Bayes Posterior is Stochastic Mirror Descent

In [10], we develop a novel variational interpretation of Bayesian inference showing posteriors are exactly stochastic mirror steps when minimizing the Kullback-Leibler divergence in density estimation. This approach allow us to propose a natural extension of Bayesian posteriors to the distributed setting. Indeed, given that not all observations are available at a single location, one cannot talk about a true posterior. However, we show that our formulation guarantees all agents converge to the posterior in the limit. Moreover, we provide explicit non-asymptotic concentration rates. These convergence rates are the first available for distributed learning when the parameter space is a compact subset of the Euclidean space. Working with compact spaces allows the development of easily implementable algorithms for distributed inference on the exponential family of distributions, which covers most of the commonly used distributions such as Gaussian, Poisson and Bernoulli.

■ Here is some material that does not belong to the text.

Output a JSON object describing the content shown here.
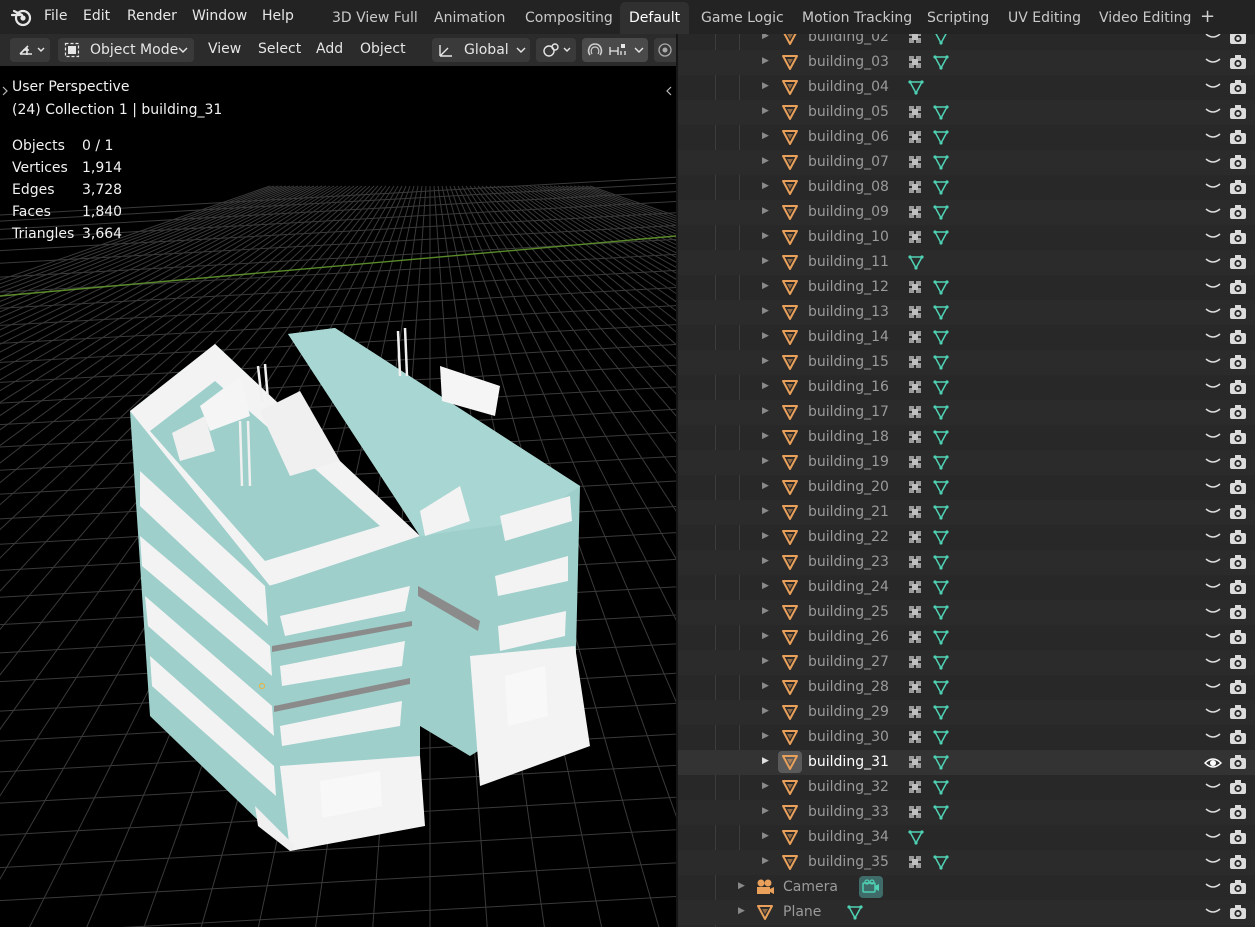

Graph-Theoretic Analysis of Belief Systems

Opinion formation cannot be modeled solely as an ideological deduction from a set of principles; rather, repeated social interactions and logic constraints among statements are consequential in the construct of belief systems. We address three basic questions in the analysis of social opinion dynamics: (i) Will a belief system converge? (ii) How long does it take to converge? (iii) Where does it converge? We provide graph-theoretic answers to these questions for a model of opinion dynamics of a belief system with logic constraints. Our results make plain the implicit dependence of the convergence properties of a belief system on the underlying social network and on the set of logic constraints that relate beliefs on different statements. Moreover, we provide an explicit analysis of a variety of commonly used large-scale network models.